An orbit is parabolic if it has the escape velocity (parabolic is the first type of orbit which won't come back to the same point).

$$V_{esc} = \sqrt{2}V_{circ}$$

An orbit is hyperbolic if it has more than the escape velocity

An orbit is elliptical for any other speed.

9. Feb 20, 2004

### student1938

So I am supposed to use twice the circular velocity as per what the question says right?

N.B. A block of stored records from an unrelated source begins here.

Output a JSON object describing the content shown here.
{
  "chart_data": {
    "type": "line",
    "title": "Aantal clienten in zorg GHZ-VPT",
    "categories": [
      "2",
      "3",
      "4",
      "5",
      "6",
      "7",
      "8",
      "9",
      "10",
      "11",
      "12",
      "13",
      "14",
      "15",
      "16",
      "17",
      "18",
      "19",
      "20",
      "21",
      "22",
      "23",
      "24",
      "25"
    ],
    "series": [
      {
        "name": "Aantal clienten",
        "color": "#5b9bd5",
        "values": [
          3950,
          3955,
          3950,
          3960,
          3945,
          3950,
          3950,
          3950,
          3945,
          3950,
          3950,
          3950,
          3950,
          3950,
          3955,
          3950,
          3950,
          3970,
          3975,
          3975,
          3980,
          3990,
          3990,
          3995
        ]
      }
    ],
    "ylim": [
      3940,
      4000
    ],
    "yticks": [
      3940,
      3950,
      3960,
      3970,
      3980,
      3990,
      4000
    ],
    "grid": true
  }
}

Assuming that this is the case, then ,E = KE + PE
E = (1/2)*mass of comet*(2*circular velocity)^2 + -G*mass of spacecraft*mass of Earth/((1/3)*AU).. IS this the way it is supposed to go?

10. Feb 21, 2004

### enigma

Staff Emeritus
Why not do this:

$$V_{circ, Earth} = \sqrt{\frac{MG}{r_{Earth}}}$$

$$V_{circ, comet} = \sqrt{\frac{MG}{r_{comet}}}$$

$$V_{circ, comet} = \sqrt{\frac{MG}{\frac{1}{3}r_{Earth}}}$$

$$V_{circ, comet} = \sqrt{3}V_{circ, Earth}$$

Since you know the actual speed of the comet, you can figure out what its speed relative to the circular speed. That'll give you the type of orbit.

11. Feb 21, 2004

### student1938

Thanks for the tip so now I can figure out the circular speed of the Earth...that gives me the Orbital speed of the comet and so I can then get the energy of teh comet and then determine the type of orbit..this is the way that I see it....is it correct

12. Feb 22, 2004

### enigma

Staff Emeritus
Yes, that's one way to do it.

You don't need to actually calculate the exact numbers if you don't want to... you can just leave everything in symbolic notation. They didn't ask for specific numbers; just the type of orbit, and that can be determined by relative speeds.